I think tears are sometimes a guilt measure, to make us feel bad even thou they do know they are doing something wrong. 

Tears dont work on me, just lets me know that what i have said has been understood. 

Normal..yes.

Stick it out, she will soon stop the tears and by the time she is Mollies age, it will be banging up the stairs and a scowl. 

V xxxx


----------



## leeanne

Some girls seem to be a little emotional when they get in trouble. I know my 8 year old hates getting into trouble and has cried a number of times over the years, especially when OH raised his voice to her.


----------



## samsugar7

Yep agree with above, E can turn on the water works in a second. She uses them on OH (her dad) as she knows he hates children crying but not on me as she knows i wont take the blind bit of notice. :blush:

It will pass when she realises you will still ask her not to do things or remind her she shouldnt do things. If it doesnt stop try crying everytime she tells you not to do something or tells you off. If she is anything like E at that age she will be quite bossy and sure she is always right. It will annoy her that you always start crying and it might sink in that thats how you feel when she does it. 

xx


----------



## AimeeM

Totally 100% normal. I wouldn't worry every kid i know cries when told off. As was said above it is a guilt thing i believe. To make you feel guilty for telling them off and because they feel guilty about whatever they are getting a telling off for.


----------



## hopeandpray

Trust me to have the opposite point of view :blush: when i was little and my mum shouted at me i got it into my head that she didn't like me :dohh: so just make sure that she knows that you don't want to have to give out to her and won't if she won't misbehave


----------



## samsugar7

hopeandpray said:


> Trust me to have the opposite point of view :blush: when i was little and my mum shouted at me i got it into my head that she didn't like me :dohh: so just make sure that she knows that you don't want to have to give out to her and won't if she won't misbehave

I dont think its opposite hun the OP has said she wasnt shouting just reaffirming what her daughter shouldnt do. I have only shouted at E twice in the 3 years i have known her as she was doing something dangerous and i couldnt get to her before she was hurt so i did it to get her attention. 

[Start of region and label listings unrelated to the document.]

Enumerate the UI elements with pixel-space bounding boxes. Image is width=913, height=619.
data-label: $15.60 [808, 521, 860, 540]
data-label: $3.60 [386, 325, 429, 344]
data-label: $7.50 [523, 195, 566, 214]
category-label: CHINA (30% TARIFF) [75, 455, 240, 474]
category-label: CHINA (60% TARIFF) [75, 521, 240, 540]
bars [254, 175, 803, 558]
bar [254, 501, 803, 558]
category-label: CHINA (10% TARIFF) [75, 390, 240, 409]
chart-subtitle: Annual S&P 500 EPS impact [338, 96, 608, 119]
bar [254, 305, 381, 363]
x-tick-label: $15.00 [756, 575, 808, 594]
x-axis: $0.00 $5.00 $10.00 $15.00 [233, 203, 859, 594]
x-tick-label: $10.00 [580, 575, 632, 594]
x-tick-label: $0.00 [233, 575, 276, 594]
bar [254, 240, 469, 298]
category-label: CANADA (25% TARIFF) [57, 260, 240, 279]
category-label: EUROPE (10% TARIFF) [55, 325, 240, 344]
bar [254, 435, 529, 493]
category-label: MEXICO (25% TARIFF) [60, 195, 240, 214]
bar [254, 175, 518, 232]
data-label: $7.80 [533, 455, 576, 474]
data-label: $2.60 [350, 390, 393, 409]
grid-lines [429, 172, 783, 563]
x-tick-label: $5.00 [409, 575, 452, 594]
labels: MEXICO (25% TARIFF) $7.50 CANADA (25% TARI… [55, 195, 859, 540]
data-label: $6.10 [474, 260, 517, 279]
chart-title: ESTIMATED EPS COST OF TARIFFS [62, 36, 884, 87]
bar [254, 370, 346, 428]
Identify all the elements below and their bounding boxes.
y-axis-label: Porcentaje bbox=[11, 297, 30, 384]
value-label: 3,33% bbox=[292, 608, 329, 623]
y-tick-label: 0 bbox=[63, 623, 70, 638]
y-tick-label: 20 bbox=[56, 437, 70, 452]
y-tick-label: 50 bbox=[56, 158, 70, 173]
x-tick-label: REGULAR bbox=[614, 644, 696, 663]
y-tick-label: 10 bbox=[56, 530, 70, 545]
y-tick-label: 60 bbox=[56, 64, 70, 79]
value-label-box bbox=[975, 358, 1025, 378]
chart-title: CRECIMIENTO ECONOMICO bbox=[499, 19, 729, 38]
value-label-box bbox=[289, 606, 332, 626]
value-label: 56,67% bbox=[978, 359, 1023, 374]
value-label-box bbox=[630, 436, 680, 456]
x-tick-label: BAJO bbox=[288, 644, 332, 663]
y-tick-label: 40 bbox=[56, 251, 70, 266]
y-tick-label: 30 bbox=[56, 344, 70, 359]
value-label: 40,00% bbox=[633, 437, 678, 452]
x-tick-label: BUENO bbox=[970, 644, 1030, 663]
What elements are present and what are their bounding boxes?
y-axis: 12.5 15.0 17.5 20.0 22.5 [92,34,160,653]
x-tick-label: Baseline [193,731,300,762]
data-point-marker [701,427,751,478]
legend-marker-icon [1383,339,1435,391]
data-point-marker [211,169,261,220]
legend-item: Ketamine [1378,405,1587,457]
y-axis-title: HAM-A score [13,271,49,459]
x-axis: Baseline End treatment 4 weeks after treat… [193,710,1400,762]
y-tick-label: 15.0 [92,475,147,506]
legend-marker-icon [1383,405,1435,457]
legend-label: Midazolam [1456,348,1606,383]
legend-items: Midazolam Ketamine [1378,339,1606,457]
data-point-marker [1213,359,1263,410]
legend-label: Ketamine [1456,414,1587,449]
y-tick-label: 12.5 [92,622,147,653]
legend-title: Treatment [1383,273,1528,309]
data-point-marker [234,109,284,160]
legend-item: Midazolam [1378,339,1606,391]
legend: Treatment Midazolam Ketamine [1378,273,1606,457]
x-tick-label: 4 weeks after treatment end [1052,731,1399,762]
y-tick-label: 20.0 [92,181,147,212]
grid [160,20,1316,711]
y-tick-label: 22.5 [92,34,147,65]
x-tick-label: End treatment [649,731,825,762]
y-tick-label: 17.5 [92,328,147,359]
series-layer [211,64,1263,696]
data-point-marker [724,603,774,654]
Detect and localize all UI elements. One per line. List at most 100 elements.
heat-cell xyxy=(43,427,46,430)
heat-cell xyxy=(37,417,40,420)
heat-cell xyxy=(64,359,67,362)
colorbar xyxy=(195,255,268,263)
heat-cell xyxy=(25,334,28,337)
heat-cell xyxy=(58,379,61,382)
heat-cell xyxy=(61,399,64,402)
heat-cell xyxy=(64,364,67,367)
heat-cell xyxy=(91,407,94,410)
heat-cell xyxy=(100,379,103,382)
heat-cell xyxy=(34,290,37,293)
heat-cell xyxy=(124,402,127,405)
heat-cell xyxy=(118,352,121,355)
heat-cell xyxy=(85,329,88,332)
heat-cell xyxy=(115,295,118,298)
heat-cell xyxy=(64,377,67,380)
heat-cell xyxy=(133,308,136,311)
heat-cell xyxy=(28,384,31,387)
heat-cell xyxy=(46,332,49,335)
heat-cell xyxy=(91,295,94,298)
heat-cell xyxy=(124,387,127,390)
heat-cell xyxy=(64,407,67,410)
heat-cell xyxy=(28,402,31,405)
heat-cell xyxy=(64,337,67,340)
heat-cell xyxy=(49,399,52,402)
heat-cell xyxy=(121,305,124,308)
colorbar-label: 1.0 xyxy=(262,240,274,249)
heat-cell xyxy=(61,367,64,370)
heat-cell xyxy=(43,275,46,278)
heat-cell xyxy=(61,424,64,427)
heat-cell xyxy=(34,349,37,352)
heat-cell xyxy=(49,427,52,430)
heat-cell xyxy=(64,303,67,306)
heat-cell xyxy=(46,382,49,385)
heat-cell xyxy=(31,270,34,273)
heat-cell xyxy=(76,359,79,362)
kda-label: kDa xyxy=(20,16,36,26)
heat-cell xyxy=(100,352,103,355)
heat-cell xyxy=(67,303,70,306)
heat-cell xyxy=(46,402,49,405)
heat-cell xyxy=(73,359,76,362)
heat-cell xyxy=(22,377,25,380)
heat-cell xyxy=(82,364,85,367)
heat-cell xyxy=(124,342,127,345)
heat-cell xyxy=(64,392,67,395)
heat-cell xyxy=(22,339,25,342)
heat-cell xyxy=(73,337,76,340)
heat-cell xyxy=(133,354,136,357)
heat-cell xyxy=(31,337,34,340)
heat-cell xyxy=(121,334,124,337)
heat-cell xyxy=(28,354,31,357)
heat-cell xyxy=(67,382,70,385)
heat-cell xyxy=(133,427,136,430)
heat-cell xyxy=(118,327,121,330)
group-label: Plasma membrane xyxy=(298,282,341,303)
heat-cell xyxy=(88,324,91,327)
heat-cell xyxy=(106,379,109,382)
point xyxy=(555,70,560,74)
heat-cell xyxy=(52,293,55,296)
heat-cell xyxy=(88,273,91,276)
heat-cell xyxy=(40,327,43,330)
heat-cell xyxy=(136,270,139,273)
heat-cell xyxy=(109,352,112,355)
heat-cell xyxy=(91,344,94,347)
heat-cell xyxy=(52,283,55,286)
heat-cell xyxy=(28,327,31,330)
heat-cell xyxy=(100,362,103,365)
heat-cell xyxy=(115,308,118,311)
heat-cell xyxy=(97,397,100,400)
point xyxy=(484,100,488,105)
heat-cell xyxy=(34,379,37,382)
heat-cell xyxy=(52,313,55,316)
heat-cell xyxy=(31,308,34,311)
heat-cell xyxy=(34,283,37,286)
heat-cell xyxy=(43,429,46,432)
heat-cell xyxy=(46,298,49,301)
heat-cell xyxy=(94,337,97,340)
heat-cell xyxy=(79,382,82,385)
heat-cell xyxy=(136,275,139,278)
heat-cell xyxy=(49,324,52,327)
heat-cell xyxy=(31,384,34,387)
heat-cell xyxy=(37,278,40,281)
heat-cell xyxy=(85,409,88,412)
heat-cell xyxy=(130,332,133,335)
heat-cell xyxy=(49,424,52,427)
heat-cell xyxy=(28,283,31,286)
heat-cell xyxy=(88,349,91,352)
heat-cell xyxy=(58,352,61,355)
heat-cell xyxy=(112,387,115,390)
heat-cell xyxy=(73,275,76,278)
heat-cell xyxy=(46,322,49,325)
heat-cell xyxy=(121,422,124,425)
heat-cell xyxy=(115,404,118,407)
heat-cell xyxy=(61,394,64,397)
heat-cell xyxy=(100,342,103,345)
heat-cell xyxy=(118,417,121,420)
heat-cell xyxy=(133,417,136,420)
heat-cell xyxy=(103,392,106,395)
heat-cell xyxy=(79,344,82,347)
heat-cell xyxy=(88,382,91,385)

I dont agree with shouting at children for the same reason but just using a firm voice shouldnt make anyone think you dont like them. E turns the water works on even if all we are doing is asking her to pick up she shoes. :haha:

:flower:


----------



## MrsRabbit

I always cried when I got in trouble as a kid. I HATED getting in trouble and tried so hard and I hated being scolded. I didn't do it to make my parents feel bad.


----------